In 1901, he married Elisabeth Adams Corey (died December 25, 1944).

He served as the director of the Archaeological Society of Washington from 1925 to 1935 and was editor of the society's magazine Art and Archaeology, and he served as librarian in the Office of Censorship during World War II. After the war, he also published adventure stories in various pulp magazines of the era, including Adventure (magazine).

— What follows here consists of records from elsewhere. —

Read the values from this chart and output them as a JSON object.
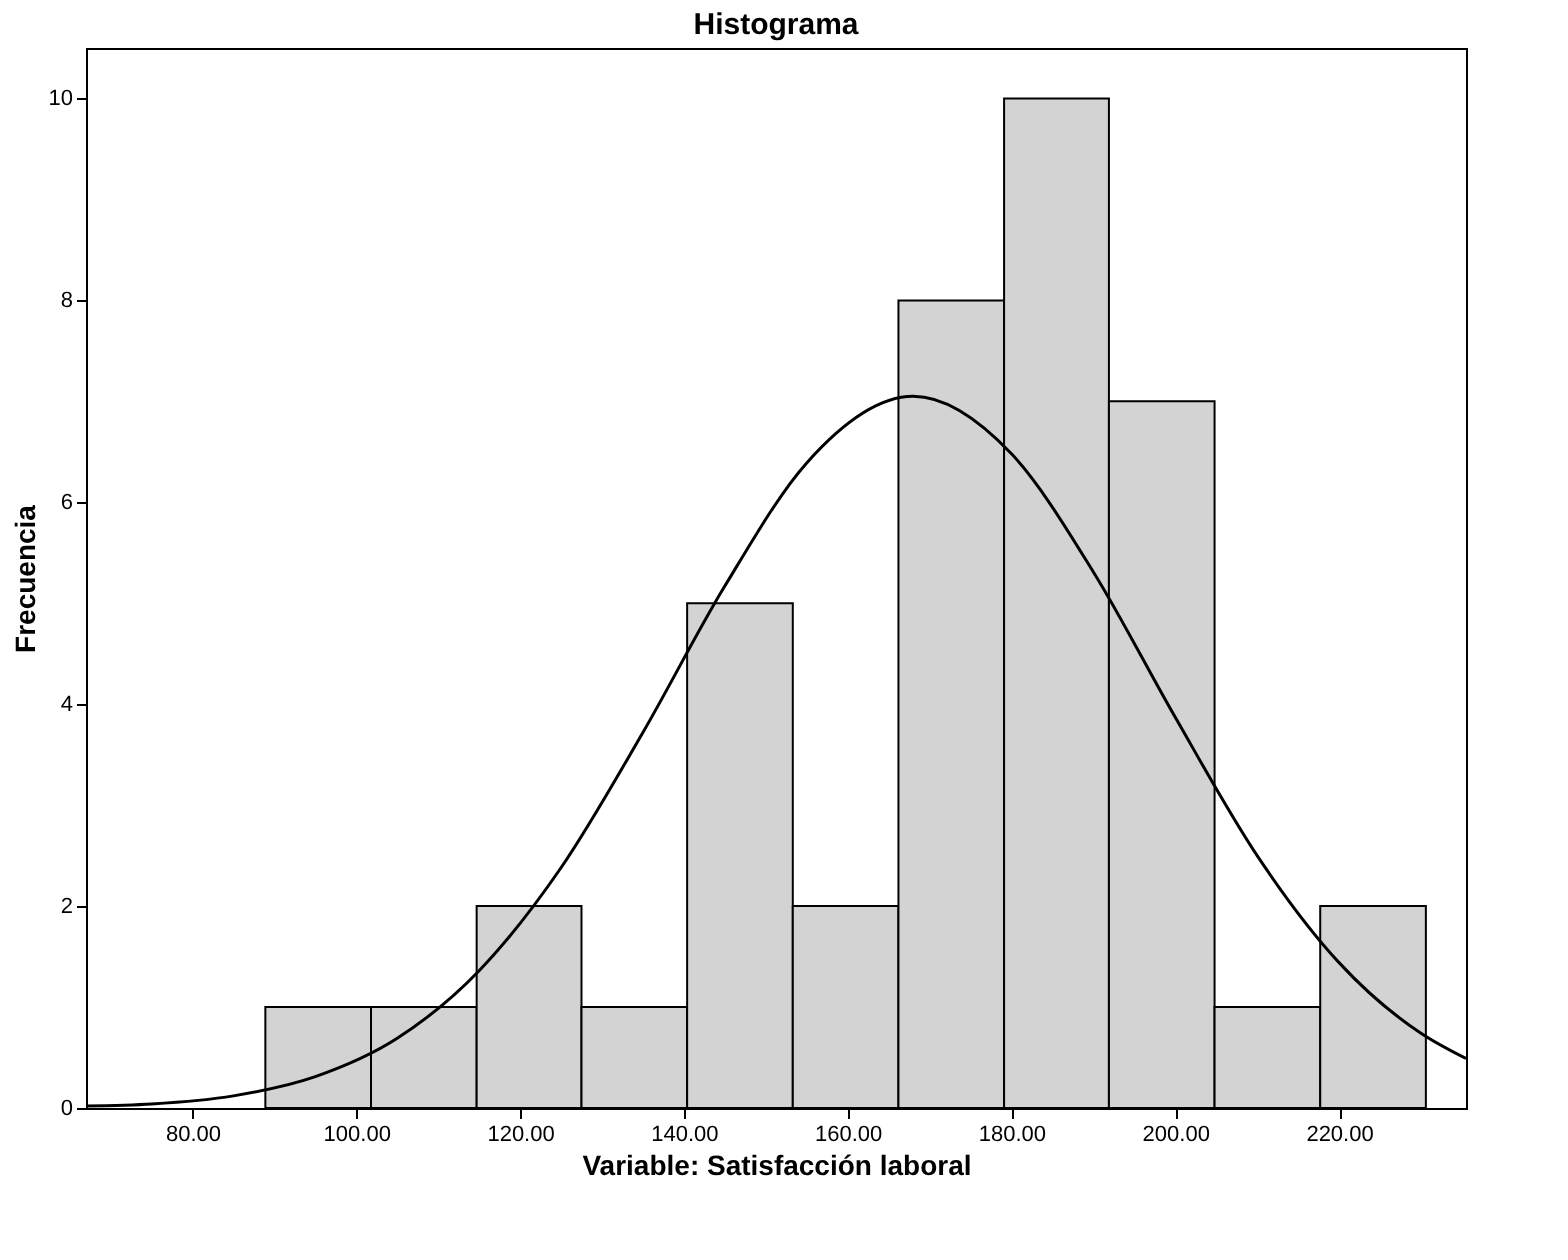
{
  "chart_data": {
    "type": "histogram",
    "title": "Histograma",
    "xlabel": "Variable: Satisfacción laboral",
    "ylabel": "Frecuencia",
    "bins": [
      88.9,
      101.8,
      114.7,
      127.5,
      140.4,
      153.3,
      166.2,
      179.1,
      191.9,
      204.8,
      217.7,
      230.6
    ],
    "values": [
      1,
      1,
      2,
      1,
      5,
      2,
      8,
      10,
      7,
      1,
      2
    ],
    "color": "#d3d3d3",
    "series": [
      {
        "type": "line",
        "color": "#000000",
        "x": [
          67,
          75,
          85,
          95,
          105,
          115,
          125,
          135,
          145,
          155,
          168,
          180,
          190,
          200,
          210,
          220,
          230,
          235.5
        ],
        "values": [
          0.02,
          0.04,
          0.12,
          0.31,
          0.69,
          1.36,
          2.38,
          3.72,
          5.17,
          6.39,
          7.05,
          6.48,
          5.31,
          3.87,
          2.5,
          1.44,
          0.74,
          0.49
        ]
      }
    ],
    "xlim": [
      67,
      235.5
    ],
    "xticks": [
      {
        "value": 80,
        "label": "80.00"
      },
      {
        "value": 100,
        "label": "100.00"
      },
      {
        "value": 120,
        "label": "120.00"
      },
      {
        "value": 140,
        "label": "140.00"
      },
      {
        "value": 160,
        "label": "160.00"
      },
      {
        "value": 180,
        "label": "180.00"
      },
      {
        "value": 200,
        "label": "200.00"
      },
      {
        "value": 220,
        "label": "220.00"
      }
    ],
    "ylim": [
      0,
      10.5
    ],
    "yticks": [
      0,
      2,
      4,
      6,
      8,
      10
    ],
    "grid": false
  }
}
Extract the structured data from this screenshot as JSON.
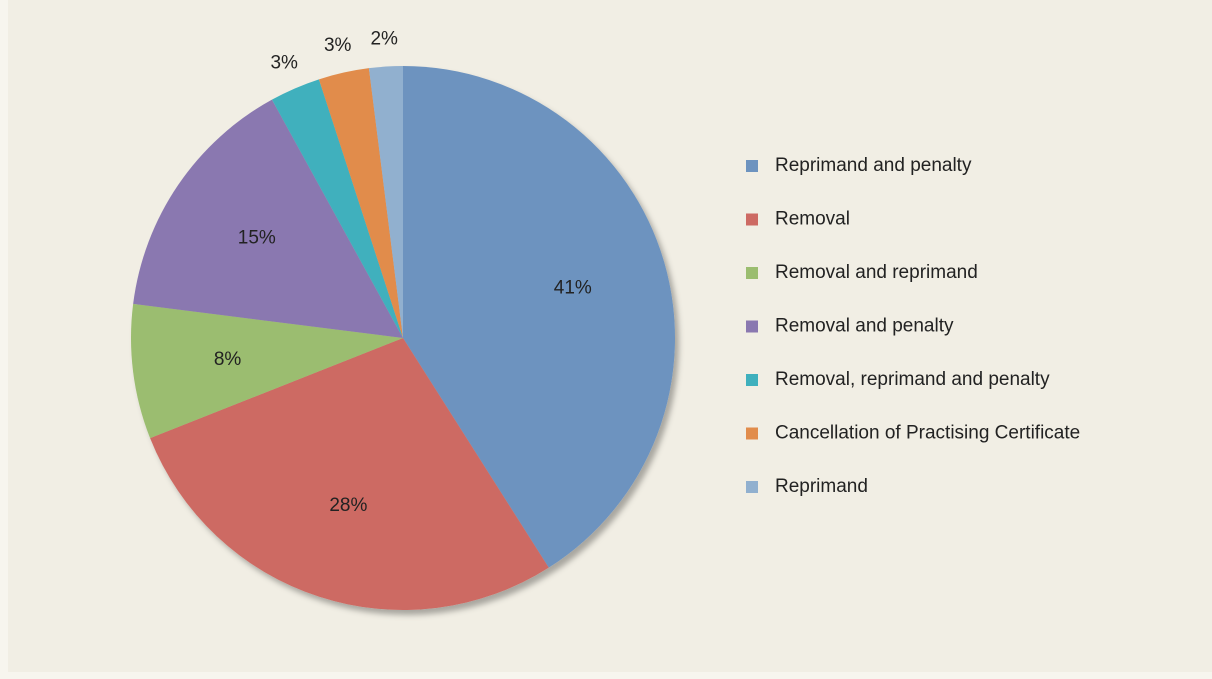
{
  "chart_data": {
    "type": "pie",
    "categories": [
      "Reprimand and penalty",
      "Removal",
      "Removal and reprimand",
      "Removal and penalty",
      "Removal, reprimand and penalty",
      "Cancellation of Practising Certificate",
      "Reprimand"
    ],
    "values": [
      41,
      28,
      8,
      15,
      3,
      3,
      2
    ],
    "value_labels": [
      "41%",
      "28%",
      "8%",
      "15%",
      "3%",
      "3%",
      "2%"
    ],
    "colors": [
      "#6d93bf",
      "#cd6a63",
      "#9bbd6f",
      "#8a78b0",
      "#3fb0bd",
      "#e18c4b",
      "#91b0cf"
    ],
    "legend": "right"
  }
}
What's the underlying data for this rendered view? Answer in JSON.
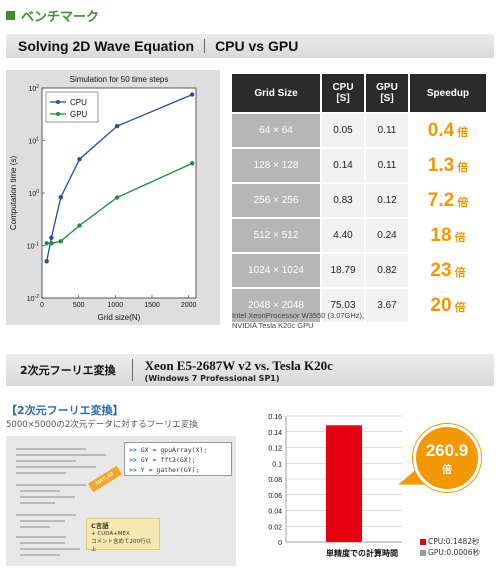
{
  "header": {
    "title": "ベンチマーク",
    "accent": "#3f8d2e"
  },
  "section1": {
    "title_left": "Solving 2D Wave Equation",
    "title_right": "CPU vs GPU"
  },
  "line_chart": {
    "chart_data": {
      "type": "line",
      "title": "Simulation for 50 time steps",
      "xlabel": "Grid size(N)",
      "ylabel": "Computation time (s)",
      "x_ticks": [
        "0",
        "500",
        "1000",
        "1500",
        "2000"
      ],
      "y_ticks": [
        "10^-2",
        "10^-1",
        "10^0",
        "10^1",
        "10^2"
      ],
      "xlim": [
        0,
        2100
      ],
      "ylim_log10": [
        -2,
        2
      ],
      "yscale": "log",
      "legend_position": "top-left",
      "series": [
        {
          "name": "CPU",
          "color": "#1f4fa8",
          "x": [
            64,
            128,
            256,
            512,
            1024,
            2048
          ],
          "y": [
            0.05,
            0.14,
            0.83,
            4.4,
            18.79,
            75.03
          ]
        },
        {
          "name": "GPU",
          "color": "#1e8f3a",
          "x": [
            64,
            128,
            256,
            512,
            1024,
            2048
          ],
          "y": [
            0.11,
            0.11,
            0.12,
            0.24,
            0.82,
            3.67
          ]
        }
      ]
    }
  },
  "bench_table": {
    "headers": [
      "Grid Size",
      "CPU\n[S]",
      "GPU\n[S]",
      "Speedup"
    ],
    "rows": [
      {
        "grid": "64 × 64",
        "cpu": "0.05",
        "gpu": "0.11",
        "speedup": "0.4",
        "unit": "倍"
      },
      {
        "grid": "128 × 128",
        "cpu": "0.14",
        "gpu": "0.11",
        "speedup": "1.3",
        "unit": "倍"
      },
      {
        "grid": "256 × 256",
        "cpu": "0.83",
        "gpu": "0.12",
        "speedup": "7.2",
        "unit": "倍"
      },
      {
        "grid": "512 × 512",
        "cpu": "4.40",
        "gpu": "0.24",
        "speedup": "18",
        "unit": "倍"
      },
      {
        "grid": "1024 × 1024",
        "cpu": "18.79",
        "gpu": "0.82",
        "speedup": "23",
        "unit": "倍"
      },
      {
        "grid": "2048 × 2048",
        "cpu": "75.03",
        "gpu": "3.67",
        "speedup": "20",
        "unit": "倍"
      }
    ],
    "note_line1": "Intel XeonProcessor W3550 (3.07GHz),",
    "note_line2": "NVIDIA Tesla K20c GPU"
  },
  "section2": {
    "title_left": "2次元フーリエ変換",
    "title_right": "Xeon E5-2687W v2 vs. Tesla K20c",
    "subtitle_right": "(Windows 7 Professional SP1)"
  },
  "fft": {
    "heading": "【2次元フーリエ変換】",
    "description": "5000×5000の2次元データに対するフーリエ変換",
    "code": [
      {
        "prompt": ">>",
        "text": "GX = gpuArray(X);"
      },
      {
        "prompt": ">>",
        "text": "GY = fft2(GX);"
      },
      {
        "prompt": ">>",
        "text": "Y = gather(GY);"
      }
    ],
    "c_box": [
      "C言語",
      "+ CUDA+MEX",
      "コメント含めて200行以上"
    ]
  },
  "bar_chart": {
    "chart_data": {
      "type": "bar",
      "categories": [
        "単精度での計算時間"
      ],
      "series": [
        {
          "name": "CPU:0.1482秒",
          "values": [
            0.1482
          ],
          "color": "#e60012"
        },
        {
          "name": "GPU:0.0006秒",
          "values": [
            0.0006
          ],
          "color": "#9a9a9a"
        }
      ],
      "y_ticks": [
        "0",
        "0.02",
        "0.04",
        "0.06",
        "0.08",
        "0.1",
        "0.12",
        "0.14",
        "0.16"
      ],
      "ylim": [
        0,
        0.16
      ],
      "legend_position": "bottom-right",
      "xlabel": "単精度での計算時間"
    },
    "badge_value": "260.9",
    "badge_unit": "倍"
  },
  "colors": {
    "orange": "#f39800",
    "red": "#e60012",
    "gray": "#9a9a9a"
  }
}
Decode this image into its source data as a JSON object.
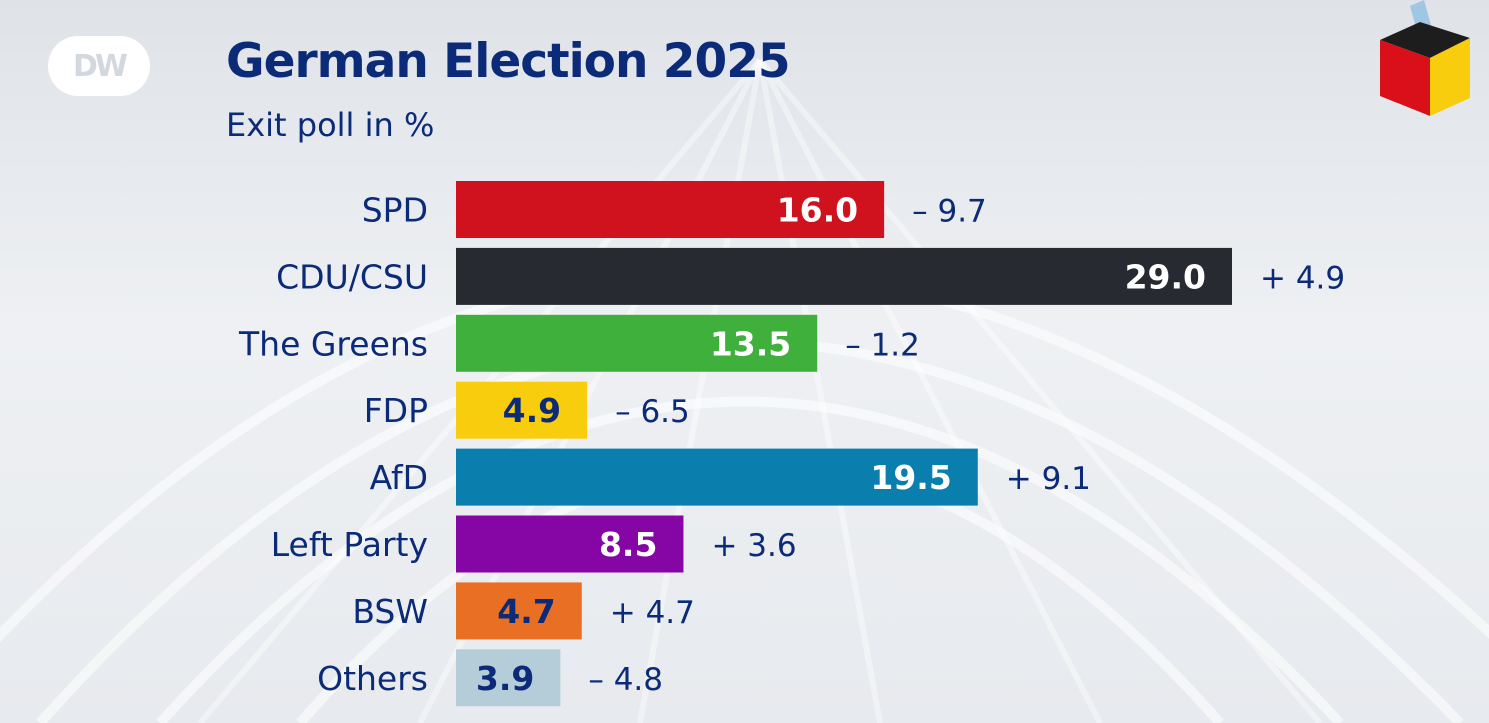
{
  "logo": "DW",
  "chart_data": {
    "type": "bar",
    "orientation": "horizontal",
    "title": "German Election 2025",
    "subtitle": "Exit poll in %",
    "categories": [
      "SPD",
      "CDU/CSU",
      "The Greens",
      "FDP",
      "AfD",
      "Left Party",
      "BSW",
      "Others"
    ],
    "values": [
      16.0,
      29.0,
      13.5,
      4.9,
      19.5,
      8.5,
      4.7,
      3.9
    ],
    "value_labels": [
      "16.0",
      "29.0",
      "13.5",
      "4.9",
      "19.5",
      "8.5",
      "4.7",
      "3.9"
    ],
    "changes": [
      "– 9.7",
      "+ 4.9",
      "– 1.2",
      "– 6.5",
      "+ 9.1",
      "+ 3.6",
      "+ 4.7",
      "– 4.8"
    ],
    "colors": [
      "#d0121f",
      "#272a31",
      "#3fb03c",
      "#f8cd0e",
      "#0a7fae",
      "#8506a4",
      "#e96f24",
      "#b5ccd9"
    ],
    "value_label_colors": [
      "#ffffff",
      "#ffffff",
      "#ffffff",
      "#0b2a78",
      "#ffffff",
      "#ffffff",
      "#0b2a78",
      "#0b2a78"
    ],
    "xlim": [
      0,
      29.0
    ],
    "grid": false,
    "legend": "none"
  }
}
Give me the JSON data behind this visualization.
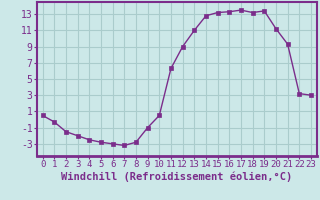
{
  "hours": [
    0,
    1,
    2,
    3,
    4,
    5,
    6,
    7,
    8,
    9,
    10,
    11,
    12,
    13,
    14,
    15,
    16,
    17,
    18,
    19,
    20,
    21,
    22,
    23
  ],
  "values": [
    0.5,
    -0.3,
    -1.5,
    -2.0,
    -2.5,
    -2.8,
    -3.0,
    -3.2,
    -2.8,
    -1.0,
    0.5,
    6.3,
    9.0,
    11.0,
    12.8,
    13.2,
    13.3,
    13.5,
    13.2,
    13.4,
    11.2,
    9.3,
    3.2,
    3.0
  ],
  "line_color": "#7b2d8b",
  "marker": "s",
  "marker_size": 2.5,
  "bg_color": "#cce8e8",
  "grid_color": "#aacccc",
  "xlabel": "Windchill (Refroidissement éolien,°C)",
  "xlim": [
    -0.5,
    23.5
  ],
  "ylim": [
    -4.5,
    14.5
  ],
  "yticks": [
    -3,
    -1,
    1,
    3,
    5,
    7,
    9,
    11,
    13
  ],
  "xticks": [
    0,
    1,
    2,
    3,
    4,
    5,
    6,
    7,
    8,
    9,
    10,
    11,
    12,
    13,
    14,
    15,
    16,
    17,
    18,
    19,
    20,
    21,
    22,
    23
  ],
  "xlabel_fontsize": 7.5,
  "ytick_fontsize": 7,
  "xtick_fontsize": 6.5,
  "spine_color": "#7b2d8b",
  "spine_lw": 1.5,
  "line_width": 1.0
}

Riggs died in Washington, D.C., on November 8, 1952. He was working at the time on a biography of Francis Drake called "Drake of the Seven Seas," which was unfinished and whose text is found in Riggs's papers at the Library of Congress.

== Legacy ==
The Liberty Ship SS Arthur Riggs was named for him.

== Works ==
- The Filipino Drama (1905)
- France from Sea to Sea. New York City: McBride, Nast & Company, May 1913.
- Vistas in Sicily. New York: McBride, Nast & Company, 1914., revised edition 1925.
- With Three Armies on and Behind the Western Front. Indianapolis: The Bobbs-Merrill Company, 1918.
- The Spanish Pageant. Indianapolis: The Bobbs-Merrill Company, 1928.
- The Romance of Human Progress. Indianapolis: The Bobbs-Merrill Company, 1938.
- Titian the Magnificent. Indianapolis: The Bobbs-Merrill Company, 1946.
- Velasquez: Painter of Truth and Prisoner of the King. Indianapolis: The Bobbs-Merrill Company, 1947.